Address
- 213 Marine Street Tuckerton, Ocean County, New Jersey, 08087 United States
- Coordinates: 39°36′06″N 74°20′12″W﻿ / ﻿39.601755°N 74.336764°W

District information
- Grades: PreK-6
- Superintendent: Siobhan Grayson
- Business administrator: John Fallia
- Schools: 1

Students and staff
- Enrollment: 284 (as of 2022–23)
- Faculty: 32.0 FTEs
- Student–teacher ratio: 8.9:1

Other information
- District Factor Group: CD
- Website: www.tesnj.com
| Ind. | Per pupil | District spending | Rank (*) | K-6 average | %± vs. average |
| 1A | Total Spending | $15,857 | 13 | $18,891 | −16.1% |
| 1 | Budgetary Cost | 12,427 | 10 | 13,649 | −9.0% |
| 2 | Classroom Instruction | 7,454 | 9 | 8,366 | −10.9% |
| 6 | Support Services | 2,168 | 28 | 2,161 | 0.3% |
| 8 | Administrative Cost | 983 | 2 | 1,467 | −33.0% |
| 10 | Operations & Maintenance | 1,604 | 33 | 1,552 | 3.4% |
| 13 | Extracurricular Activities | 158 | 40 | 39 | 305.1% |
| 16 | Median Teacher Salary | 48,529 | 5 | 57,437 |
Data from NJDoE 2014 Taxpayers' Guide to Education Spending. *Of K-6 districts with any number of students.

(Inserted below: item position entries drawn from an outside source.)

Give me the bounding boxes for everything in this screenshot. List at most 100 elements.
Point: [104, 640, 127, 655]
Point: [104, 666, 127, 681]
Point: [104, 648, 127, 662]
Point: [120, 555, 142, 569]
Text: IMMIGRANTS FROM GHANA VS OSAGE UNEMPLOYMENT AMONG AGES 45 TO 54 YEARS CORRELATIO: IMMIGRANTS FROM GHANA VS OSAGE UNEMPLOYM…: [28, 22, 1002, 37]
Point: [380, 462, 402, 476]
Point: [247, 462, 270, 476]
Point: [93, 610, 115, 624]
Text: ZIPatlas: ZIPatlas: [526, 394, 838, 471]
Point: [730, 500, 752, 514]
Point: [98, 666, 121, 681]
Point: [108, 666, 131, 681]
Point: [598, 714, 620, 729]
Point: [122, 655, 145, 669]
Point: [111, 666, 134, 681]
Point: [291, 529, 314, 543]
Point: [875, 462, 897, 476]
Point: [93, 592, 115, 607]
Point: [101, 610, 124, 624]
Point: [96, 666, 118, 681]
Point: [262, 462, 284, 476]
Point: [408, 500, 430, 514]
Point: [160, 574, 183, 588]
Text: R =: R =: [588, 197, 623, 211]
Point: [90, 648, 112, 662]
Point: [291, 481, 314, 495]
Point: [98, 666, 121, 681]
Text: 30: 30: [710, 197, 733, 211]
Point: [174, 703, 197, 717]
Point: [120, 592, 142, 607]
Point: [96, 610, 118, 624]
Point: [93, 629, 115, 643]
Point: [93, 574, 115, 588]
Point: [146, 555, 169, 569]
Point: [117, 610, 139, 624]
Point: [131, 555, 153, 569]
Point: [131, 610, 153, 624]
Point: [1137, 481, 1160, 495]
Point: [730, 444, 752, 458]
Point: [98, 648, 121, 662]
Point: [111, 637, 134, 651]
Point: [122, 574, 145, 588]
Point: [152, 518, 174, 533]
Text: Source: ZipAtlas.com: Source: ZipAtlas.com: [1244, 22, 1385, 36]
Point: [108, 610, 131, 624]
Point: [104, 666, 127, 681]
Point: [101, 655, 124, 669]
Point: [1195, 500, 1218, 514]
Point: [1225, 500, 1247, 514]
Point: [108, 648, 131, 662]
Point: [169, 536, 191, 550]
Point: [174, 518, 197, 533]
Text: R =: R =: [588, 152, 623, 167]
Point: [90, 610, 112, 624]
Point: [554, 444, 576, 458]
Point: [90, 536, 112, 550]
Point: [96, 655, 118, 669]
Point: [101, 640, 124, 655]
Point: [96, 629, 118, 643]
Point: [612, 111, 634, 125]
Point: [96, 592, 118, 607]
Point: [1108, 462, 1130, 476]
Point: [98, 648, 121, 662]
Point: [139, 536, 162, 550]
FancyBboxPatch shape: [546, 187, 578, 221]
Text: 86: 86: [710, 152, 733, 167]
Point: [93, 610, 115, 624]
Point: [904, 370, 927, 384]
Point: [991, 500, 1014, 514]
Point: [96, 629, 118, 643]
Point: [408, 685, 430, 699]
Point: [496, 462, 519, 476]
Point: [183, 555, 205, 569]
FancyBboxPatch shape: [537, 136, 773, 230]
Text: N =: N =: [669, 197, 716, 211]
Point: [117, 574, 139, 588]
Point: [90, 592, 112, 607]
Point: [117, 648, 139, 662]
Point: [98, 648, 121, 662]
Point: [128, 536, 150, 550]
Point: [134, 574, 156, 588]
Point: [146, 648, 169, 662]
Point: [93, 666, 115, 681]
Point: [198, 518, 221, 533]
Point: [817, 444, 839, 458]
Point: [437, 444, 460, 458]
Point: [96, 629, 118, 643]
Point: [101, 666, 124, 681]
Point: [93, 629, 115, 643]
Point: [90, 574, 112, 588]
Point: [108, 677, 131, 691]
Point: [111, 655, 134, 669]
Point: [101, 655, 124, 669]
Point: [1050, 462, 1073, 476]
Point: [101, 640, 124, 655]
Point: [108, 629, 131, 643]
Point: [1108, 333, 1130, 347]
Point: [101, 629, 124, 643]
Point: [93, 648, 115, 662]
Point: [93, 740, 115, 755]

Lowest spending=1; Highest=59

= Tuckerton School District =

School district in Ocean County, New Jersey, US

The Tuckerton School District is a community public school district that serves students in public school for pre-kindergarten through sixth grade from the borough of Tuckerton, in Ocean County, in the U.S. state of New Jersey.

As of the 2022–23 school year, the district, comprised of one school, had an enrollment of 284 students and 32.0 classroom teachers (on an FTE basis), for a student–teacher ratio of 8.9:1.

The district is classified by the New Jersey Department of Education as being in District Factor Group "CD", the sixth-highest of eight groupings. District Factor Groups organize districts statewide to allow comparison by common socioeconomic characteristics of the local districts. From lowest socioeconomic status to highest, the categories are A, B, CD, DE, FG, GH, I and J.

Public school students in seventh through twelfth grades attend the schools of the Pinelands Regional School District, which also serves students from Bass River Township, Eagleswood Township and Little Egg Harbor Township. Schools in the district (with 2020–21 enrollment data from the National Center for Education Statistics) are
Pinelands Regional Junior High School with 526 students in grades 7-8 and
Pinelands Regional High School with 1,036 students in grades 9-12. The district's board of education includes nine members directly elected by the residents of the constituent municipalities to three-year terms on a staggered basis, with three seats up for election each year. Tuckerton is allocated one of the nine seats.

==School==
Tuckerton Elementary School had an enrollment of 278 students as of the 2020–21 school year (based on enrollment data from the National Center for Education Statistics).
- Siobhan Grayson, principal

==Administration==
Core members of the district's administration are:
- Siobhan Grayson, superintendent of schools
- John Fallia, business administrator
- Christine Somers, board secretary
- Matthew Faas, assistant principal & director of curriculum and instruction
- Marni Zito, supervisor of special education

==Board of education==
The district's board of education is composed of nine members who set policy and oversee the fiscal and educational operation of the district through its administration. As a Type II school district, the board's trustees are elected directly by voters to serve three-year terms of office on a staggered basis, with three seats up for election each year held (since 2012) as part of the November general election. The board appoints a superintendent to oversee the district's day-to-day operations and a business administrator to supervise the business functions of the district.